An Eco-Friendly Vision
Like your favorite foods, your vision of home should be:
- Organic -- it should grow naturally out of and be consistent with your personal values, life philosophy, life plan;
- Holistic -- it must take account of all areas of your life; and
- Sustainable -- you include a savings and emergency resource strategy which will allow it, and you, to survive a job change, a couple of months without work, a car breakdown, etc.
Insight: Your Vision Is Your Baby
In three ways, you must treat your Vision like a newborn child.
- Nourish It -- Put yourself in a place and atmosphere that promotes creativity, and make sure you have a lovely notebook and comfortable pen, or your laptop, or whatever materials will be the most inviting to your thoughts. If you like, seclude yourself at home with music (they say baroque is the best for writing, but I like the hype and braggadocio in hip hop) or TV background noise or silence. Or maybe you prefer to work with some human bustle in the background; your kids or the patrons at your neighborhood coffee shop will be glad to oblige. Some of my clients have had delightful Vision-writing experiences in a group, retreat-like setting with like-minded pals.
- Focus on It -- Right now, decide when you are going to devote time to the care and feeding of your Vision, and set the time in your calendar or log it in your PDA. Without doing so, this whole project can quickly go from an absolute must to just another good idea that never actually happened.
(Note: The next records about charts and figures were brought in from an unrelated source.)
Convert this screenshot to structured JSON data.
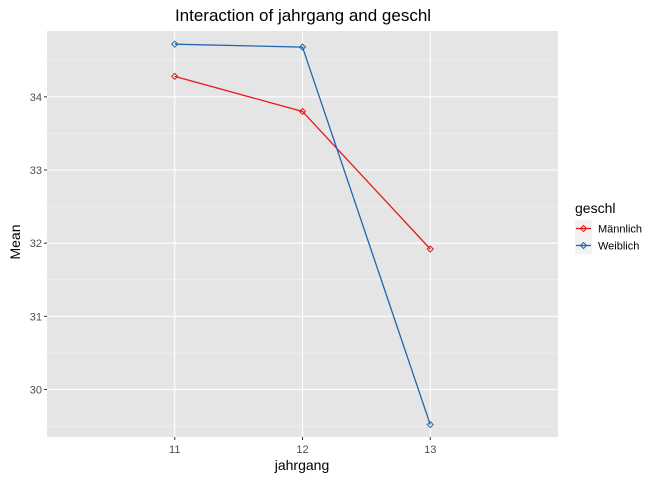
{
  "chart_data": {
    "type": "line",
    "title": "Interaction of  jahrgang and geschl",
    "xlabel": "jahrgang",
    "ylabel": "Mean",
    "categories": [
      "11",
      "12",
      "13"
    ],
    "yticks": [
      30,
      31,
      32,
      33,
      34
    ],
    "ylim": [
      29.35,
      34.9
    ],
    "grid": true,
    "legend": {
      "title": "geschl",
      "placement": "right"
    },
    "series": [
      {
        "name": "Männlich",
        "color": "#e31a1c",
        "values": [
          34.28,
          33.8,
          31.92
        ]
      },
      {
        "name": "Weiblich",
        "color": "#2166ac",
        "values": [
          34.72,
          34.68,
          29.52
        ]
      }
    ],
    "marker": "open-diamond"
  }
}
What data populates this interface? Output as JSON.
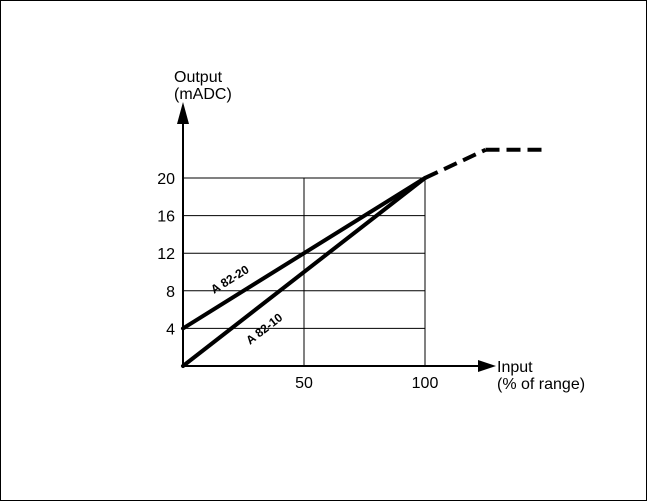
{
  "chart_data": {
    "type": "line",
    "title": "",
    "ylabel": [
      "Output",
      "(mADC)"
    ],
    "xlabel": [
      "Input",
      "(% of range)"
    ],
    "xlim": [
      0,
      100
    ],
    "ylim": [
      0,
      20
    ],
    "x_ticks": [
      50,
      100
    ],
    "y_ticks": [
      4,
      8,
      12,
      16,
      20
    ],
    "grid": true,
    "series": [
      {
        "name": "A 82-20",
        "x": [
          0,
          100
        ],
        "y": [
          4,
          20
        ]
      },
      {
        "name": "A 82-10",
        "x": [
          0,
          100
        ],
        "y": [
          0,
          20
        ]
      }
    ],
    "saturation": {
      "style": "dashed",
      "x": [
        100,
        150
      ],
      "y": [
        20,
        23
      ]
    }
  }
}
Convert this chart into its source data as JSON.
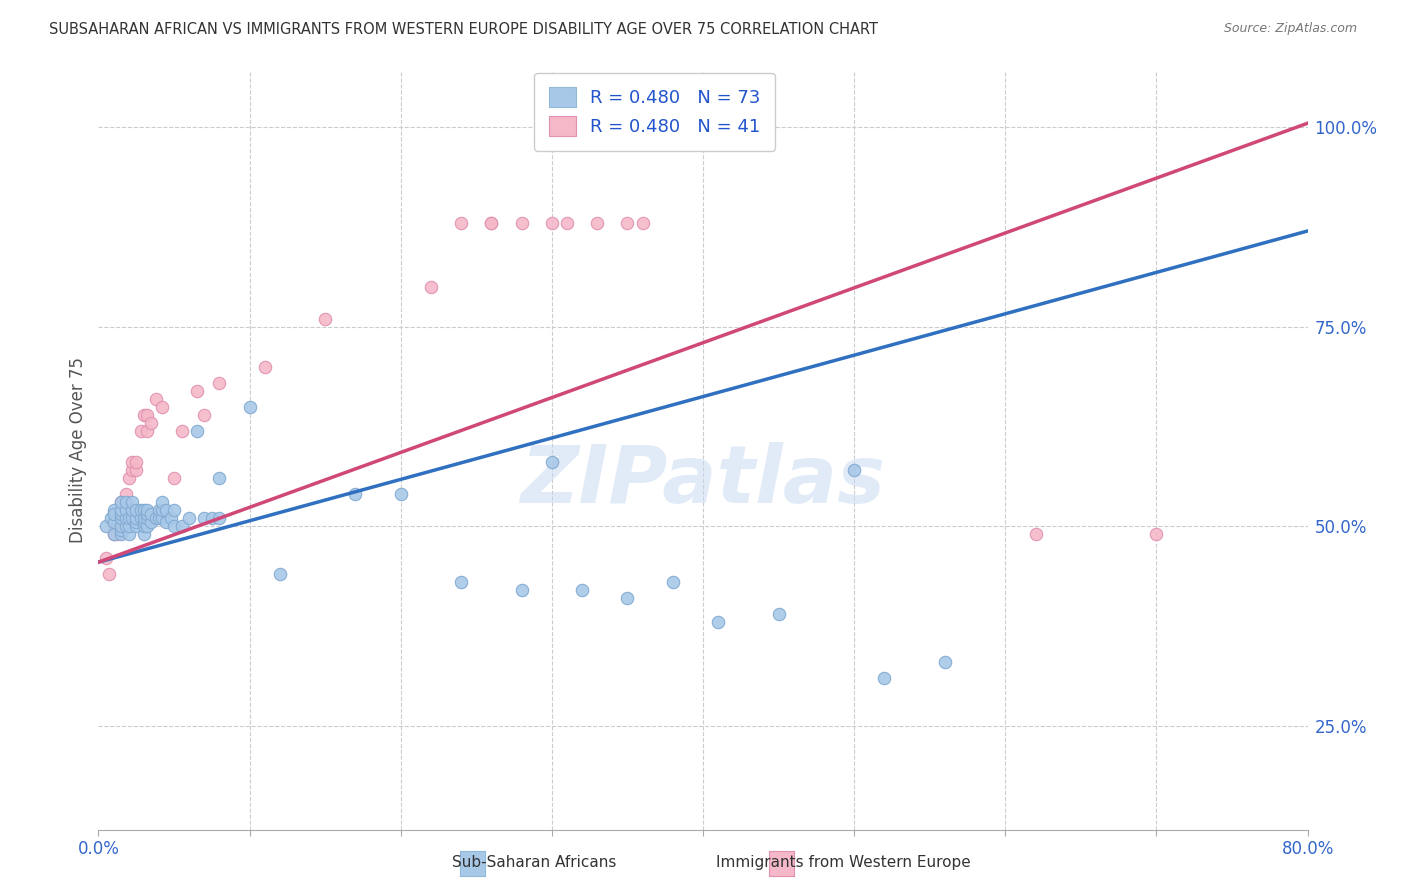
{
  "title": "SUBSAHARAN AFRICAN VS IMMIGRANTS FROM WESTERN EUROPE DISABILITY AGE OVER 75 CORRELATION CHART",
  "source": "Source: ZipAtlas.com",
  "ylabel": "Disability Age Over 75",
  "right_yticks": [
    "25.0%",
    "50.0%",
    "75.0%",
    "100.0%"
  ],
  "right_ytick_vals": [
    0.25,
    0.5,
    0.75,
    1.0
  ],
  "legend1_r": "R = 0.480",
  "legend1_n": "N = 73",
  "legend2_r": "R = 0.480",
  "legend2_n": "N = 41",
  "legend1_label": "Sub-Saharan Africans",
  "legend2_label": "Immigrants from Western Europe",
  "blue_color": "#a8c8e8",
  "pink_color": "#f4b8c8",
  "blue_line_color": "#3070c0",
  "pink_line_color": "#d04878",
  "title_color": "#333333",
  "source_color": "#777777",
  "tick_color": "#3366cc",
  "watermark": "ZIPatlas",
  "blue_scatter_x": [
    0.005,
    0.008,
    0.01,
    0.01,
    0.01,
    0.01,
    0.015,
    0.015,
    0.015,
    0.015,
    0.015,
    0.015,
    0.015,
    0.018,
    0.018,
    0.018,
    0.018,
    0.02,
    0.02,
    0.02,
    0.022,
    0.022,
    0.022,
    0.025,
    0.025,
    0.025,
    0.025,
    0.028,
    0.028,
    0.03,
    0.03,
    0.03,
    0.03,
    0.03,
    0.032,
    0.032,
    0.032,
    0.032,
    0.035,
    0.035,
    0.038,
    0.04,
    0.04,
    0.042,
    0.042,
    0.042,
    0.045,
    0.045,
    0.048,
    0.05,
    0.05,
    0.055,
    0.06,
    0.065,
    0.07,
    0.075,
    0.08,
    0.08,
    0.1,
    0.12,
    0.17,
    0.2,
    0.24,
    0.28,
    0.3,
    0.32,
    0.35,
    0.38,
    0.41,
    0.45,
    0.5,
    0.52,
    0.56
  ],
  "blue_scatter_y": [
    0.5,
    0.51,
    0.52,
    0.49,
    0.505,
    0.515,
    0.49,
    0.495,
    0.5,
    0.51,
    0.515,
    0.52,
    0.53,
    0.5,
    0.51,
    0.52,
    0.53,
    0.49,
    0.5,
    0.51,
    0.51,
    0.52,
    0.53,
    0.5,
    0.505,
    0.51,
    0.52,
    0.51,
    0.52,
    0.49,
    0.5,
    0.505,
    0.51,
    0.52,
    0.5,
    0.51,
    0.515,
    0.52,
    0.505,
    0.515,
    0.51,
    0.51,
    0.52,
    0.51,
    0.52,
    0.53,
    0.505,
    0.52,
    0.51,
    0.5,
    0.52,
    0.5,
    0.51,
    0.62,
    0.51,
    0.51,
    0.51,
    0.56,
    0.65,
    0.44,
    0.54,
    0.54,
    0.43,
    0.42,
    0.58,
    0.42,
    0.41,
    0.43,
    0.38,
    0.39,
    0.57,
    0.31,
    0.33
  ],
  "pink_scatter_x": [
    0.005,
    0.007,
    0.01,
    0.01,
    0.012,
    0.012,
    0.015,
    0.015,
    0.015,
    0.018,
    0.02,
    0.022,
    0.022,
    0.025,
    0.025,
    0.028,
    0.03,
    0.032,
    0.032,
    0.035,
    0.038,
    0.042,
    0.05,
    0.055,
    0.065,
    0.07,
    0.08,
    0.11,
    0.15,
    0.22,
    0.24,
    0.26,
    0.26,
    0.28,
    0.3,
    0.31,
    0.33,
    0.35,
    0.36,
    0.62,
    0.7
  ],
  "pink_scatter_y": [
    0.46,
    0.44,
    0.49,
    0.5,
    0.49,
    0.5,
    0.51,
    0.52,
    0.53,
    0.54,
    0.56,
    0.57,
    0.58,
    0.57,
    0.58,
    0.62,
    0.64,
    0.62,
    0.64,
    0.63,
    0.66,
    0.65,
    0.56,
    0.62,
    0.67,
    0.64,
    0.68,
    0.7,
    0.76,
    0.8,
    0.88,
    0.88,
    0.88,
    0.88,
    0.88,
    0.88,
    0.88,
    0.88,
    0.88,
    0.49,
    0.49
  ],
  "blue_line_x0": 0.0,
  "blue_line_y0": 0.455,
  "blue_line_x1": 0.8,
  "blue_line_y1": 0.87,
  "pink_line_x0": 0.0,
  "pink_line_y0": 0.455,
  "pink_line_x1": 0.8,
  "pink_line_y1": 1.005,
  "xmin": 0.0,
  "xmax": 0.8,
  "ymin": 0.12,
  "ymax": 1.07
}
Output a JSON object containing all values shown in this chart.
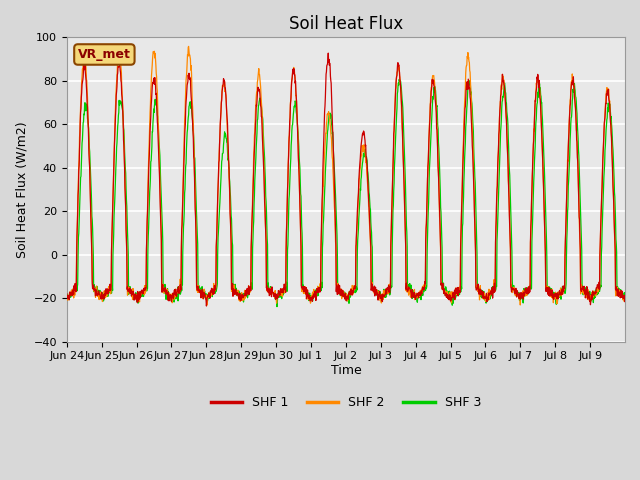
{
  "title": "Soil Heat Flux",
  "ylabel": "Soil Heat Flux (W/m2)",
  "xlabel": "Time",
  "ylim": [
    -40,
    100
  ],
  "fig_facecolor": "#d8d8d8",
  "ax_facecolor": "#e8e8e8",
  "grid_color": "#ffffff",
  "colors": {
    "SHF 1": "#cc0000",
    "SHF 2": "#ff8800",
    "SHF 3": "#00cc00"
  },
  "legend_label": "VR_met",
  "x_tick_labels": [
    "Jun 24",
    "Jun 25",
    "Jun 26",
    "Jun 27",
    "Jun 28",
    "Jun 29",
    "Jun 30",
    "Jul 1",
    "Jul 2",
    "Jul 3",
    "Jul 4",
    "Jul 5",
    "Jul 6",
    "Jul 7",
    "Jul 8",
    "Jul 9"
  ],
  "yticks": [
    -40,
    -20,
    0,
    20,
    40,
    60,
    80,
    100
  ],
  "n_days": 16,
  "peaks_shf1": [
    86,
    88,
    81,
    83,
    80,
    76,
    85,
    91,
    56,
    87,
    80,
    80,
    81,
    81,
    80,
    75
  ],
  "peaks_shf2": [
    91,
    92,
    94,
    94,
    79,
    83,
    85,
    65,
    50,
    86,
    82,
    91,
    81,
    81,
    81,
    76
  ],
  "peaks_shf3": [
    69,
    71,
    70,
    69,
    54,
    71,
    69,
    64,
    47,
    81,
    76,
    79,
    77,
    77,
    77,
    69
  ]
}
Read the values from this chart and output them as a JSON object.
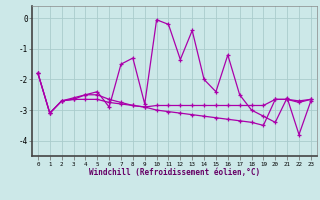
{
  "x": [
    0,
    1,
    2,
    3,
    4,
    5,
    6,
    7,
    8,
    9,
    10,
    11,
    12,
    13,
    14,
    15,
    16,
    17,
    18,
    19,
    20,
    21,
    22,
    23
  ],
  "line1": [
    -1.8,
    -3.1,
    -2.7,
    -2.6,
    -2.5,
    -2.4,
    -2.9,
    -1.5,
    -1.3,
    -2.8,
    -0.05,
    -0.2,
    -1.35,
    -0.4,
    -2.0,
    -2.4,
    -1.2,
    -2.5,
    -3.0,
    -3.2,
    -3.4,
    -2.6,
    -3.8,
    -2.7
  ],
  "line2": [
    -1.8,
    -3.1,
    -2.7,
    -2.65,
    -2.65,
    -2.65,
    -2.75,
    -2.8,
    -2.85,
    -2.9,
    -2.85,
    -2.85,
    -2.85,
    -2.85,
    -2.85,
    -2.85,
    -2.85,
    -2.85,
    -2.85,
    -2.85,
    -2.65,
    -2.65,
    -2.7,
    -2.65
  ],
  "line3": [
    -1.8,
    -3.1,
    -2.7,
    -2.65,
    -2.5,
    -2.5,
    -2.65,
    -2.75,
    -2.85,
    -2.9,
    -3.0,
    -3.05,
    -3.1,
    -3.15,
    -3.2,
    -3.25,
    -3.3,
    -3.35,
    -3.4,
    -3.5,
    -2.65,
    -2.65,
    -2.75,
    -2.65
  ],
  "bg_color": "#cce8e8",
  "line_color": "#aa00aa",
  "grid_color": "#aacccc",
  "xlabel": "Windchill (Refroidissement éolien,°C)",
  "ylim": [
    -4.5,
    0.4
  ],
  "xlim": [
    -0.5,
    23.5
  ],
  "yticks": [
    0,
    -1,
    -2,
    -3,
    -4
  ],
  "xticks": [
    0,
    1,
    2,
    3,
    4,
    5,
    6,
    7,
    8,
    9,
    10,
    11,
    12,
    13,
    14,
    15,
    16,
    17,
    18,
    19,
    20,
    21,
    22,
    23
  ]
}
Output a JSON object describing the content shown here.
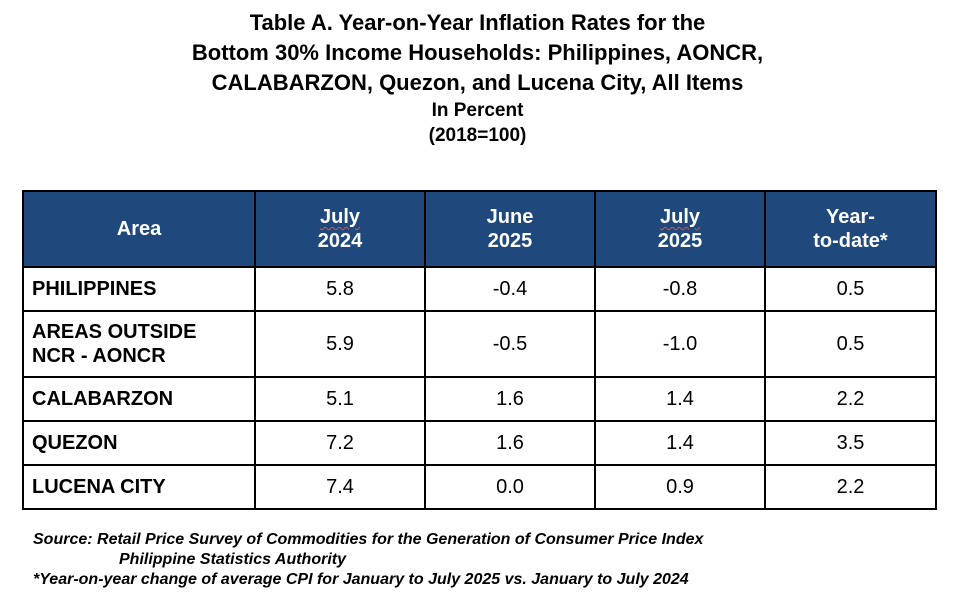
{
  "title": {
    "line1": "Table A. Year-on-Year Inflation Rates for the",
    "line2": "Bottom 30% Income Households: Philippines, AONCR,",
    "line3": "CALABARZON, Quezon, and Lucena City, All Items",
    "unit": "In Percent",
    "base": "(2018=100)"
  },
  "table": {
    "headers": {
      "area": "Area",
      "col1": [
        "July",
        "2024"
      ],
      "col2": [
        "June",
        "2025"
      ],
      "col3": [
        "July",
        "2025"
      ],
      "col4": [
        "Year-",
        "to-date*"
      ]
    },
    "rows": [
      {
        "area": [
          "PHILIPPINES"
        ],
        "values": [
          "5.8",
          "-0.4",
          "-0.8",
          "0.5"
        ]
      },
      {
        "area": [
          "AREAS OUTSIDE",
          "NCR - AONCR"
        ],
        "values": [
          "5.9",
          "-0.5",
          "-1.0",
          "0.5"
        ]
      },
      {
        "area": [
          "CALABARZON"
        ],
        "values": [
          "5.1",
          "1.6",
          "1.4",
          "2.2"
        ]
      },
      {
        "area": [
          "QUEZON"
        ],
        "values": [
          "7.2",
          "1.6",
          "1.4",
          "3.5"
        ]
      },
      {
        "area": [
          "LUCENA CITY"
        ],
        "values": [
          "7.4",
          "0.0",
          "0.9",
          "2.2"
        ]
      }
    ]
  },
  "footnotes": {
    "source_line1": "Source: Retail Price Survey of Commodities for the Generation of Consumer Price Index",
    "source_line2": "Philippine Statistics Authority",
    "note": "*Year-on-year change of average CPI for January to July 2025 vs. January to July 2024"
  },
  "colors": {
    "header_bg": "#1f497d",
    "header_text": "#ffffff",
    "border": "#000000"
  }
}
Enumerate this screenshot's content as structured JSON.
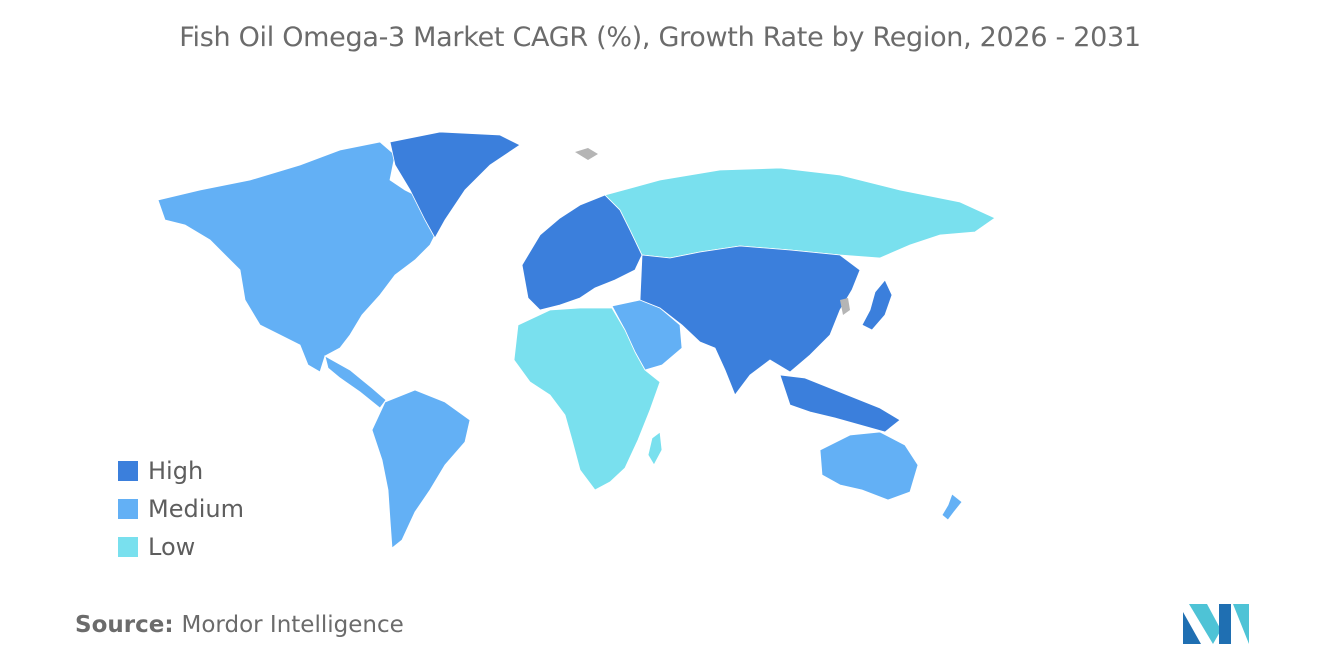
{
  "title": "Fish Oil Omega-3 Market CAGR (%), Growth Rate by Region, 2026 - 2031",
  "legend": [
    {
      "label": "High",
      "color": "#3b7fdc"
    },
    {
      "label": "Medium",
      "color": "#63b0f5"
    },
    {
      "label": "Low",
      "color": "#79e0ee"
    }
  ],
  "no_data_color": "#b5b5b5",
  "regions": {
    "north_america": "Medium",
    "greenland": "High",
    "south_america": "Medium",
    "europe": "High",
    "russia": "Low",
    "africa": "Low",
    "middle_east": "Medium",
    "asia": "High",
    "southeast_asia": "High",
    "japan": "High",
    "australia": "Medium",
    "new_zealand": "Medium"
  },
  "source": {
    "label": "Source:",
    "value": "Mordor Intelligence"
  },
  "logo_icon": "mordor-intelligence-logo-icon"
}
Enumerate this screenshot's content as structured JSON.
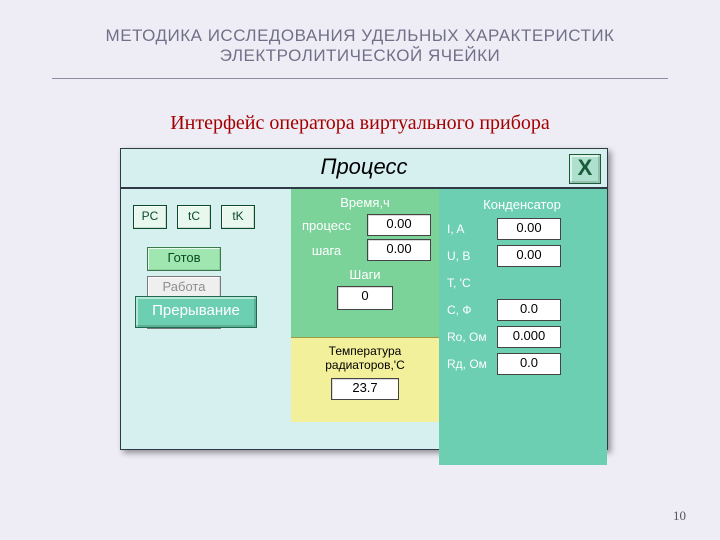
{
  "title_line1": "МЕТОДИКА ИССЛЕДОВАНИЯ УДЕЛЬНЫХ ХАРАКТЕРИСТИК",
  "title_line2": "ЭЛЕКТРОЛИТИЧЕСКОЙ ЯЧЕЙКИ",
  "subtitle": "Интерфейс оператора виртуального прибора",
  "page_number": "10",
  "panel": {
    "title": "Процесс",
    "close_label": "X",
    "mini": [
      "PC",
      "tC",
      "tK"
    ],
    "status": {
      "ready": "Готов",
      "run": "Работа",
      "pause": "Прерыв"
    },
    "interrupt": "Прерывание",
    "process_block": {
      "header": "Время,ч",
      "row_process_label": "процесс",
      "row_process_value": "0.00",
      "row_step_label": "шага",
      "row_step_value": "0.00",
      "steps_label": "Шаги",
      "steps_value": "0"
    },
    "temp_block": {
      "label_l1": "Температура",
      "label_l2": "радиаторов,'C",
      "value": "23.7"
    },
    "capacitor": {
      "header": "Конденсатор",
      "rows": [
        {
          "label": "I, A",
          "value": "0.00"
        },
        {
          "label": "U, В",
          "value": "0.00"
        },
        {
          "label": "T, 'C",
          "value": ""
        },
        {
          "label": "С, Ф",
          "value": "0.0"
        },
        {
          "label": "Ro, Ом",
          "value": "0.000"
        },
        {
          "label": "Rд, Ом",
          "value": "0.0"
        }
      ]
    }
  },
  "colors": {
    "slide_bg": "#eeedf6",
    "title_color": "#717088",
    "subtitle_color": "#a40000",
    "panel_bg": "#d6f0f0",
    "mid_green": "#7bd39a",
    "mid_yellow": "#f2f09a",
    "right_green": "#6ccfb1"
  }
}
- Protect It -- Protect your Vision from opposing forces -- from without and within. UNDER NO CIRCUMSTANCES are you authorized to share your Vision, or even the fact that you plan to document it, with anyone who will be anything other than supportive. Throughout the ages they've been known variously as naysayers, malcontents, or haters, but you already know who they are in your life. Keep your Vision away from them.